Sometimes even the most well known brands change their messaging. This is usually done during a rebranding process, implementing a makeover to redefine key messages to consumers, but sometimes a brand makes changes when they are missing a portion of their target market.
Every week, I go to my parents' house to watch American Idol. One night a few weeks ago they were tuned in with my sister, and being the outcast of the family who doesn’t watch Idol, I sat on my laptop in the kitchen playing music through my headphones in an attempt to drown out the nauseating voices of the judges (it’s appalling to me that a certain female judge can be considered a reputable gauge of musical talent). Commercial breaks were used for their own judging sessions, while playing on their phones or in my mom’s case, reading a book. During one break, a catchy tune from the TV prompted a lengthy, uncommon silence from the peanut gallery.
The spot was a Nike ad unlike any I had seen before.
Instead of an intense pump up song, the tune sounded like it was straight out of an Apple ad. The short musical strays from Nike’s typical messaging, telling a non-sports related story that evokes love and humor, certainly not the emotions we are used to feeling from a Nike TV spot. The “RUN STRONGER” slogan is new. Even the action of closing the curtain is scandalous for a Nike ad, as its implications could ruffle some conservative feathers. Despite these differences, the ad has been well received. It’s received over 1.6 million views on YouTube in 4 weeks, and can also be found on the bottom of On-Demand for certain cable users.
For the most part, Nike devotes different campaigns and budgets to their various product lines, which they seem to have for every sport imaginable.

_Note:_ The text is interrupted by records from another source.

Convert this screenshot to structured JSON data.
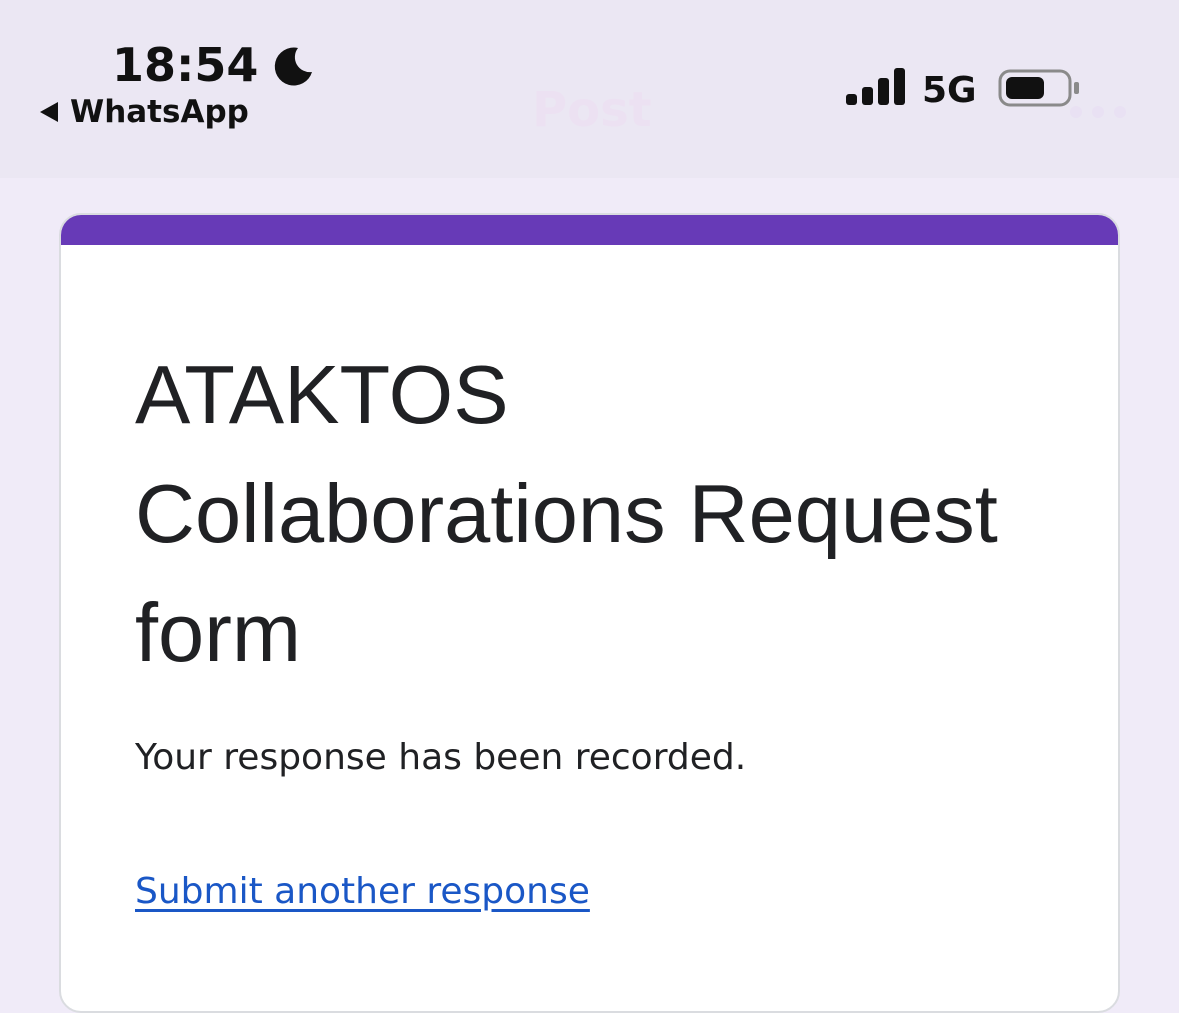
{
  "status_bar": {
    "time": "18:54",
    "back_app_label": "WhatsApp",
    "ghost_title": "Post",
    "network": "5G",
    "focus_icon": "moon-icon",
    "signal_icon": "signal-bars-icon",
    "battery_icon": "battery-icon",
    "back_icon": "back-arrow-icon"
  },
  "form": {
    "title": "ATAKTOS Collaborations Request form",
    "confirmation_message": "Your response has been recorded.",
    "submit_another_label": "Submit another response"
  },
  "colors": {
    "page_background": "#f0ebf8",
    "accent": "#673ab7",
    "link": "#1a57c6"
  }
}
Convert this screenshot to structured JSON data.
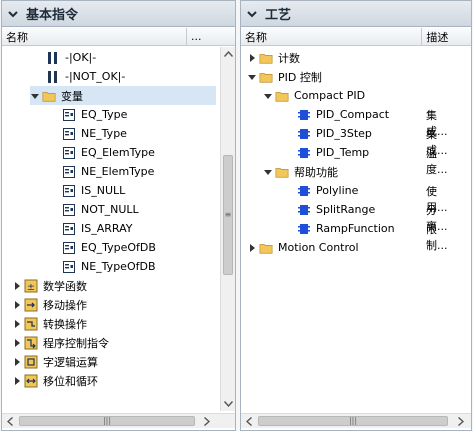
{
  "left_panel": {
    "title": "基本指令",
    "col_name": "名称",
    "col_more": "...",
    "items": [
      {
        "label": "-|OK|-",
        "icon": "contact-icon"
      },
      {
        "label": "-|NOT_OK|-",
        "icon": "contact-icon"
      },
      {
        "label": "变量",
        "icon": "folder-icon",
        "expanded": true
      },
      {
        "label": "EQ_Type",
        "icon": "compare-box-icon"
      },
      {
        "label": "NE_Type",
        "icon": "compare-box-icon"
      },
      {
        "label": "EQ_ElemType",
        "icon": "compare-box-icon"
      },
      {
        "label": "NE_ElemType",
        "icon": "compare-box-icon"
      },
      {
        "label": "IS_NULL",
        "icon": "compare-box-icon"
      },
      {
        "label": "NOT_NULL",
        "icon": "compare-box-icon"
      },
      {
        "label": "IS_ARRAY",
        "icon": "compare-box-icon"
      },
      {
        "label": "EQ_TypeOfDB",
        "icon": "compare-box-icon"
      },
      {
        "label": "NE_TypeOfDB",
        "icon": "compare-box-icon"
      },
      {
        "label": "数学函数",
        "icon": "math-icon"
      },
      {
        "label": "移动操作",
        "icon": "move-icon"
      },
      {
        "label": "转换操作",
        "icon": "convert-icon"
      },
      {
        "label": "程序控制指令",
        "icon": "program-control-icon"
      },
      {
        "label": "字逻辑运算",
        "icon": "word-logic-icon"
      },
      {
        "label": "移位和循环",
        "icon": "shift-rotate-icon"
      }
    ]
  },
  "right_panel": {
    "title": "工艺",
    "col_name": "名称",
    "col_desc": "描述",
    "items": [
      {
        "label": "计数",
        "desc": "",
        "icon": "folder-icon"
      },
      {
        "label": "PID 控制",
        "desc": "",
        "icon": "folder-icon",
        "expanded": true
      },
      {
        "label": "Compact PID",
        "desc": "",
        "icon": "folder-icon",
        "expanded": true
      },
      {
        "label": "PID_Compact",
        "desc": "集成...",
        "icon": "function-block-icon"
      },
      {
        "label": "PID_3Step",
        "desc": "集成...",
        "icon": "function-block-icon"
      },
      {
        "label": "PID_Temp",
        "desc": "温度...",
        "icon": "function-block-icon"
      },
      {
        "label": "帮助功能",
        "desc": "",
        "icon": "folder-icon",
        "expanded": true
      },
      {
        "label": "Polyline",
        "desc": "使用...",
        "icon": "function-block-icon"
      },
      {
        "label": "SplitRange",
        "desc": "分离...",
        "icon": "function-block-icon"
      },
      {
        "label": "RampFunction",
        "desc": "限制...",
        "icon": "function-block-icon"
      },
      {
        "label": "Motion Control",
        "desc": "",
        "icon": "folder-icon"
      }
    ]
  },
  "colors": {
    "header_bg": "#d5dde6",
    "selected_bg": "#d6e6f5",
    "folder": "#f3c659",
    "fb_blue": "#1f4fd6"
  }
}
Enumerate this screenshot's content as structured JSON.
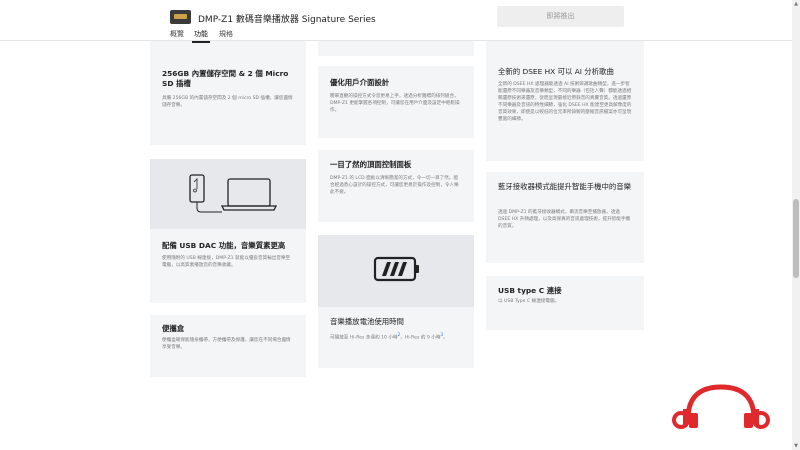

Most of the TV spots for these various product lines are consistently creative and inspiring – yet all monotonous. Someone must have realized that the serious tonality in each of these campaigns was missing the target audience for Nike Running. The new, lighter campaign is an example of how a brand can stray from the norm and alter their messaging depending on what product line they are selling. A brand like Nike has the ability to do this because of their extensive product differentiation. A smaller brand that offers only a few products would likely encounter great difficulty if they tried sending various messages without confusing the consumer.
When we perform thorough brand evaluations with our clients, we recognize it’s important to pore through the brand’s equities, their target consumer, the environment in which they operate, and their vision for the future. Not every company can come close to the breadth of a Nike, but they can take a strategic look at their own messaging, and decide if a new angle is needed.